BURNING
*****
Director: Lee Chang-dong
Screenwriters: Lee Chang-dong and Oh Jung-mi, based on the short story Barn Burning by Haruki Murakami.
Principal cast:
Ah-in Yoo
Steven Yeun
Jong-seo Jun
Country: South Korea/Japan
Classification: M
Runtime: 148 mins.
Australian release date: 18 April 2019
Previewed at: Palace Central, Sydney, on 25 March 2019.
Burning is the first film from South Korean director/writer Lee Chang-dong since Poetry in 2010. It’s been a long time between drinks but his latest effort will certainly slake your thirst for his brand of quality, thoughtful cinema. It deservedly won the International Critics Award (the FIPRESCI Prize) at the 2018 Cannes Film Festival and has picked up many other awards at festivals around the world. It’s easy to see why. Loosely based on Barn Burning, a short story by the great Japanese author Haruki Murakami, which in turn was influenced by an eponymous work written by William Faulkner in 1939, Burning transposes the action to Seoul and the border region adjacent to North Korea, where two of the protagonists were born and raised. At times, you can hear the DPRK’s propaganda broadcasts in the background. It’s a netherworld in which you’re never quite sure where you stand, nor indeed understand clearly the motivations and actions of the main characters. Lee has an oblique, ambiguous way of regarding his subjects.
One day in Seoul, courier and wannabe author Jongsu (Ah-in Yoo) runs into a childhood friend from his hometown, Haemi (Jong-seo Jun), and soon develops a crush on the free-spirited young woman. So, when she announces that she is off to Africa for an encounter with the Kalahari Bushmen, he readily agrees to make daily visits to her apartment to feed her cat. When he drives to the airport to pick her up on her return, he is crushed and somewhat mystified to find that she is in the company of the suave, Jay Gatsby-like Ben (Steven Yeun).

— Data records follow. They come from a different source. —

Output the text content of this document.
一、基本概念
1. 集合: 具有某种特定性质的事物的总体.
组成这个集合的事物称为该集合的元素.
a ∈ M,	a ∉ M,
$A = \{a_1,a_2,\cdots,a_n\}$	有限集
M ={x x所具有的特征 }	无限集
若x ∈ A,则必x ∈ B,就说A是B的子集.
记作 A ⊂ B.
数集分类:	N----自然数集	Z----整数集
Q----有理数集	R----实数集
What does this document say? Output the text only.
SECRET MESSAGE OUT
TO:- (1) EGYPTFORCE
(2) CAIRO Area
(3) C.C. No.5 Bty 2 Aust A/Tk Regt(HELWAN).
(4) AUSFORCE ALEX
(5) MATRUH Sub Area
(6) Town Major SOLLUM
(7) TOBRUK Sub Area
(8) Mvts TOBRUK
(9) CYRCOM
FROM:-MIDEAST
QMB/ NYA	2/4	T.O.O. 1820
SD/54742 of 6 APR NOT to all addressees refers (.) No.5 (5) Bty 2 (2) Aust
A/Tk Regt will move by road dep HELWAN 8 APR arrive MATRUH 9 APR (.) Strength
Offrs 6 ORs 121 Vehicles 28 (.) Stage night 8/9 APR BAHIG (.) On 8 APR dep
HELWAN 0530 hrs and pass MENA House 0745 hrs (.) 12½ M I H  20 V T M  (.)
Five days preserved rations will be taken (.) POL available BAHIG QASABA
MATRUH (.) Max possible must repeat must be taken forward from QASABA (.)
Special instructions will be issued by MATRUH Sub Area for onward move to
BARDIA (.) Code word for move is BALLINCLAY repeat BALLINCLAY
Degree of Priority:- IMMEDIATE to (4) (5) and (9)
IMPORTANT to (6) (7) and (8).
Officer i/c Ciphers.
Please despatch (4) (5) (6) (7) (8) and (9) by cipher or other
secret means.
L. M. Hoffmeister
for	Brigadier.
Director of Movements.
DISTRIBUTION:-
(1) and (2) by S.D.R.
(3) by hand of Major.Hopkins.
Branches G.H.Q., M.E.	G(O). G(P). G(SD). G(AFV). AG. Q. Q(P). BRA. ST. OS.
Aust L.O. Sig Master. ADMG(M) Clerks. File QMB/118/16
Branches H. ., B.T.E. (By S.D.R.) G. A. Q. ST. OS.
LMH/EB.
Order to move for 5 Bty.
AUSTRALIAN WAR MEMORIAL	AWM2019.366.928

Ben’s an enigma - he’s obviously very rich but doesn’t appear to work, has a hyper-neat apartment in the city, and moves in a scene that is cultured, educated and wealthy - and Haemi is in thrall to him. He seems to have no history and is totally unlike anyone she and Jongsu have previously encountered, as they both come from impoverished, working-class backgrounds. The odd threesome starts to hang out together and Ben introduces his new acquaintances to marijuana, a product that is extremely hard to come by in South Korea. While stoned one day, he reveals a strange secret to Jongsu, and the frustrated writer’s world is turned upside-down. When, not long after, Haemi goes missing, Jongsu becomes obsessed with finding out what has happened to her, while Ben just says she was prone to doing things like that. Indeed, she once said to Jongsu, “I just want to disappear, like I never existed”.
Lee Chang-dong’s and Oh Jung-mi’s Burning screenplay smoulders (no pun intended). It unfolds slowly and inexorably, building to a fiery, dramatic climax. It’s an unusual concept. Oh explains, “I first met director Lee Chang-dong in the film school in 2010 and learned storytelling from him. He taught us that we do not come up with a good story, but rather come across it. Like living organisms, good stories wander around us, and if we have the [sic] discerning eyes, we would finally recognise them”. For five years, the writers kicked around various ideas but none of them stood out. “We couldn’t quite answer why they ‘had’ to be made into films. It felt as though we were going around in circles, looking for an uncharted road. Just when we were getting too weary from the waiting, we stumbled upon Haruki Murakami’s short story Barn Burning”. It’s a mysterious scenario in which nothing really happens - until it does - and you can see why it attracted Lee and Oh. It’s also highly cinematic and cinematographer Hong Kyung-pyo has admirably captured the strangeness of the landscape and the story. Wonderfully augmenting this unnerving plot is an unusual, original score by Mowg, aka Korean composer Lee Sung-hyun.
Another of the great strengths of Burning is the superb casting. The three leads are outstanding. Many people will recognise Steven Yeun from television’s The Walking Dead series and Bong Joon-ho’s Okja, and Ah-in Yoo is also well-known in the Korean film industry, but this is Jong-seo Jun’s debut performance and she’s a knockout. She beautifully portrays Haemi’s singular combination of innocence and boldness and, based on her skills on display here, has a big future in cinema. This masterful work is full of false leads, red herrings and a sense of never being quite sure what is illusory and what is real. Its measured pace is deceiving so pay attention because every detail counts; you’ll be amply rewarded. Lee’s film also raises issues about class distinction, genetic influence on behaviour, the questing uncertainty of youth, love, jealousy, anger and revenge. In short, the human condition. It’s a magnificent achievement and one of the best films of the year to date.